Eskom in big trouble with the JSE
The JSE has censured Eskom for failing to comply with Debt Listing Requirements.
Eskom, a state-owned entity, is listed on the JSE as an issuer of debt securities.
“In 2020, the JSE implemented specific rules for state-owned entities or municipalities governing, inter alia, the disclosure of policies and treatment of Domestic Prominent Influential Persons and Loans and
Procurement to related parties,” said the exchange.
As such, an issuer is required to have in place and publish the following details on its website:
- A policy on the disclosure and treatment of domestic prominent, influential persons who are board members and prescribed officers in respect of any dealings by the issuer with domestic prominent, influential persons, together with a register of such; and
- A policy on the disclosure and treatment of loans and procurement with any related party, domestic prominent, influential persons and prescribed officers, together with a register of such (collectively, the policies and registers).
Eskom failed to comply with the provisions following the promulgation.
In September 2021, Eskom applied to the JSE for an extension to finalise the relevant policies and registers, which the JSE granted until 28 February 2022.
However, Eskom said that it failed to abide by the terms of its own extension request and then requested a further extension from 22 December 2022 to July 31, 2023.
By 31 July 2023, Eskom still failed to publish the relevant policies and registers.
“Despite Eskom’s repeated undertakings to the JSE, Eskom’s current register of loans and procurement with any related party, domestic prominent, influential persons and prescribed officers, has not been published on its website, in clear disregard of the provisions of the Debt Listings Requirements.”
“Even in those instances where the required policies and registers were published on the website, such publications were not made timeously and exceeded the time frames undertaken by Eskom and granted by the JSE.”
This, the JSE found Eskom to be in breach of the Debt Listing Requirements for failing to timeously publish the policies and registers.
“Domestic prominent influential persons, by virtue of their positions, can have significant influence over the Issuer’s operations and financial decisions,” said the JSE.
“Without transparent disclosure of how these individuals are treated and involved in the Issuer’s affairs, there is a risk of conflicts of interest that can undermine investor confidence. Similarly, disclosing loans and procurement involving related parties is crucial.”
“Transparent reporting allows noteholders to assess the fairness and integrity of these transactions. Failure to disclose such information deprives noteholders of crucial insights into potential risks and the Issuer’s true financial health.”
The JSE has decided to impose a public censure and a fine of R3 million, wholly suspended for three years, on the condition that Eskom is not found to be in breach of similar provisions of the Debt Listings Requirements during the suspension period.
Eskom not happy
Eskom admitted that it has not fully complied with the requirement to publish the policies and registers.
However, it said that its publically available Memorandum of Incorporation (MOI) states that it is not permitted to advance loans to directors or prescribed officers and, therefore, no such
transactions have taken place or would have needed to have been recorded in a register.
In addition, Eskom’s Conflict of Interest Policy means that it is restricted from doing any business and
entering into any form of procurement contracts or transactions with any directors, prescribed
officers and any employees of Eskom.
Therefore, it stated that no transactions of this nature have taken place or would have needed to have been recorded in a register.
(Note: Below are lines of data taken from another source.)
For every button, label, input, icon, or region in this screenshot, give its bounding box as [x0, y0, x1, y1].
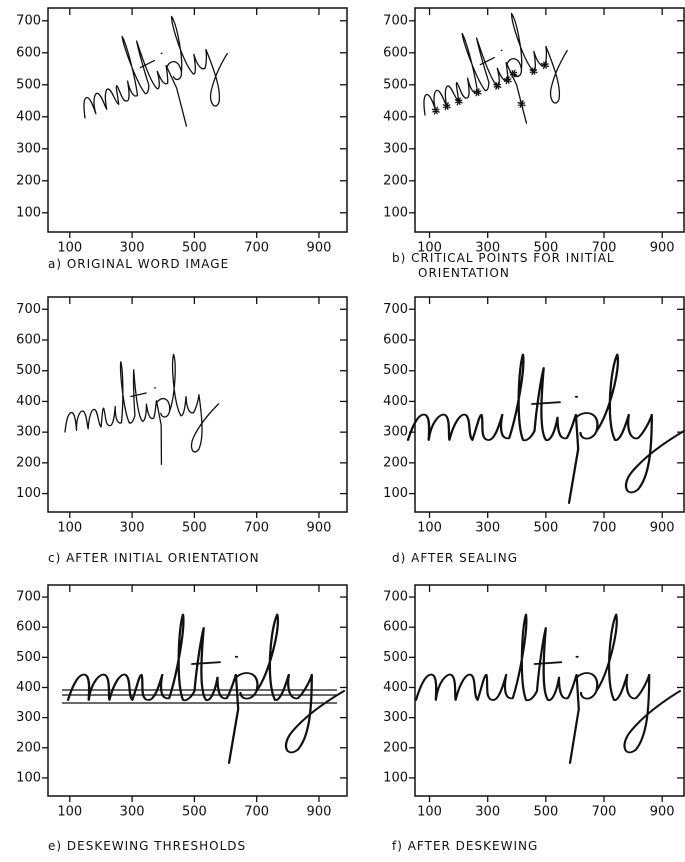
- panel: 100 300 500 700 900 100 200 300 400 500 600 700 d) A…: [383, 297, 684, 565]
- y-tick-label: 500: [383, 650, 408, 665]
- y-tick-label: 200: [16, 740, 41, 755]
- x-tick-label: 300: [475, 521, 500, 536]
- x-tick-label: 700: [592, 521, 617, 536]
- y-tick-label: 500: [16, 363, 41, 378]
- x-tick-label: 700: [244, 521, 269, 536]
- panel-caption: d) AFTER SEALING: [392, 551, 518, 565]
- handwriting: [62, 2, 247, 160]
- y-tick-label: 500: [16, 77, 41, 92]
- panel-caption: a) ORIGINAL WORD IMAGE: [48, 257, 229, 271]
- y-tick-label: 300: [383, 710, 408, 725]
- x-tick-label: 700: [244, 241, 269, 256]
- x-tick-label: 100: [57, 521, 82, 536]
- word-image: [68, 615, 344, 764]
- y-tick-label: 300: [16, 425, 41, 440]
- word-image: [402, 0, 587, 157]
- x-tick-label: 500: [182, 521, 207, 536]
- x-tick-label: 100: [417, 805, 442, 820]
- y-tick-label: 400: [16, 394, 41, 409]
- x-tick-label: 900: [650, 241, 675, 256]
- y-tick-label: 300: [16, 710, 41, 725]
- y-tick-label: 700: [16, 13, 41, 28]
- y-tick-label: 200: [383, 173, 408, 188]
- y-tick-label: 400: [383, 394, 408, 409]
- x-tick-label: 300: [120, 241, 145, 256]
- figure: 100 300 500 700 900 100 200 300 400 500 600 700 a) O…: [0, 0, 685, 862]
- y-tick-label: 600: [383, 45, 408, 60]
- y-tick-label: 300: [383, 141, 408, 156]
- panel-caption: c) AFTER INITIAL ORIENTATION: [48, 551, 260, 565]
- y-tick-label: 500: [383, 363, 408, 378]
- panel-caption: e) DESKEWING THRESHOLDS: [48, 839, 246, 853]
- panel: 100 300 500 700 900 100 200 300 400 500 600 700 a) O…: [16, 2, 347, 271]
- word-image: [416, 615, 680, 764]
- y-tick-label: 600: [16, 333, 41, 348]
- y-tick-label: 100: [16, 486, 41, 501]
- y-tick-label: 200: [383, 740, 408, 755]
- plot-frame: [415, 8, 684, 232]
- panel-caption: b) CRITICAL POINTS FOR INITIAL: [392, 251, 615, 265]
- word-image: [408, 355, 684, 504]
- y-tick-label: 200: [383, 455, 408, 470]
- y-tick-label: 300: [16, 141, 41, 156]
- y-tick-label: 500: [16, 650, 41, 665]
- y-tick-label: 400: [16, 109, 41, 124]
- x-tick-label: 700: [244, 805, 269, 820]
- panel-caption: ORIENTATION: [418, 266, 510, 280]
- handwriting: [56, 349, 225, 477]
- x-tick-label: 900: [307, 521, 332, 536]
- y-tick-label: 600: [16, 45, 41, 60]
- word-image: [62, 2, 247, 160]
- y-tick-label: 200: [16, 455, 41, 470]
- y-tick-label: 100: [383, 486, 408, 501]
- panel: 100 300 500 700 900 100 200 300 400 500 600 700 e) D…: [16, 585, 347, 853]
- y-tick-label: 700: [383, 302, 408, 317]
- x-tick-label: 500: [533, 805, 558, 820]
- x-tick-label: 300: [120, 805, 145, 820]
- y-tick-label: 100: [16, 770, 41, 785]
- y-tick-label: 400: [16, 680, 41, 695]
- y-tick-label: 700: [383, 13, 408, 28]
- x-tick-label: 300: [475, 805, 500, 820]
- y-tick-label: 700: [16, 302, 41, 317]
- panel: 100 300 500 700 900 100 200 300 400 500 600 700 f) A…: [383, 585, 684, 853]
- y-tick-label: 600: [383, 620, 408, 635]
- handwriting: [408, 355, 684, 504]
- y-tick-label: 100: [383, 770, 408, 785]
- x-tick-label: 100: [57, 241, 82, 256]
- x-tick-label: 900: [307, 241, 332, 256]
- y-tick-label: 700: [383, 590, 408, 605]
- x-tick-label: 500: [533, 521, 558, 536]
- x-tick-label: 900: [650, 805, 675, 820]
- x-tick-label: 900: [650, 521, 675, 536]
- x-tick-label: 100: [417, 521, 442, 536]
- x-tick-label: 300: [120, 521, 145, 536]
- word-image: [56, 349, 225, 477]
- x-tick-label: 100: [57, 805, 82, 820]
- y-tick-label: 200: [16, 173, 41, 188]
- x-tick-label: 500: [182, 805, 207, 820]
- critical-point: [517, 100, 525, 108]
- y-tick-label: 100: [383, 205, 408, 220]
- y-tick-label: 400: [383, 680, 408, 695]
- plot-frame: [48, 8, 347, 232]
- handwriting: [416, 615, 680, 764]
- y-tick-label: 700: [16, 590, 41, 605]
- handwriting: [402, 0, 587, 157]
- panel: 100 300 500 700 900 100 200 300 400 500 600 700 c) A…: [16, 297, 347, 565]
- y-tick-label: 400: [383, 109, 408, 124]
- x-tick-label: 900: [307, 805, 332, 820]
- critical-point: [432, 106, 440, 114]
- y-tick-label: 600: [383, 333, 408, 348]
- panel-caption: f) AFTER DESKEWING: [392, 839, 538, 853]
- y-tick-label: 100: [16, 205, 41, 220]
- handwriting: [68, 615, 344, 764]
- x-tick-label: 500: [182, 241, 207, 256]
- y-tick-label: 300: [383, 425, 408, 440]
- y-tick-label: 500: [383, 77, 408, 92]
- x-tick-label: 700: [592, 805, 617, 820]
- y-tick-label: 600: [16, 620, 41, 635]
“In conjunction with the above, and when considering the period in review from 31 August 2020 Debt Listing Requirements came into effect, there would have been no need for any disclosure in relation to loans to directors or prescribed officers,” said Eskom.
“Nor would there be any procurement transactions with any directors or prescribed officers as these dealings are strictly prohibited by Eskom’s MOI and Conflict of Interest Policy.”
“As far as Eskom is aware, it has not, during the period in review, received any inquiries from noteholders/stakeholders or any other market participant as to the policies and register.”
“In the period under review, Eskom has accessed the market through its Note Programme on a very limited number of occasions and, in each instance, has done so in response to specific requests from existing sophisticated institutional investors.”
Thus, Eskom believes that its failure to publish the policies and registers has not prejudiced noteholders.
It added that the SE sanction is for not timeously publishing the policies and registers does not suggest any breach of the policies themselves.
The outstanding policies and registers are now largely finalised and published on Eskom’s website as of Friday, 12 April 2024 (policies) and Friday, 28 June 2024 (registers).
Eskom also informed its top 100 suppliers of the new requirements to identify and maintain the register of suppliers who fall within the purview of debt listing requirements. The requisite register will be published on or before 31 October 2024.
“Eskom is disappointed to have received a public censure and suspended fine from the JSE but is wholly committed to ensuring the entity complies with the DLRs and upholds the values and principles of good corporate governance.”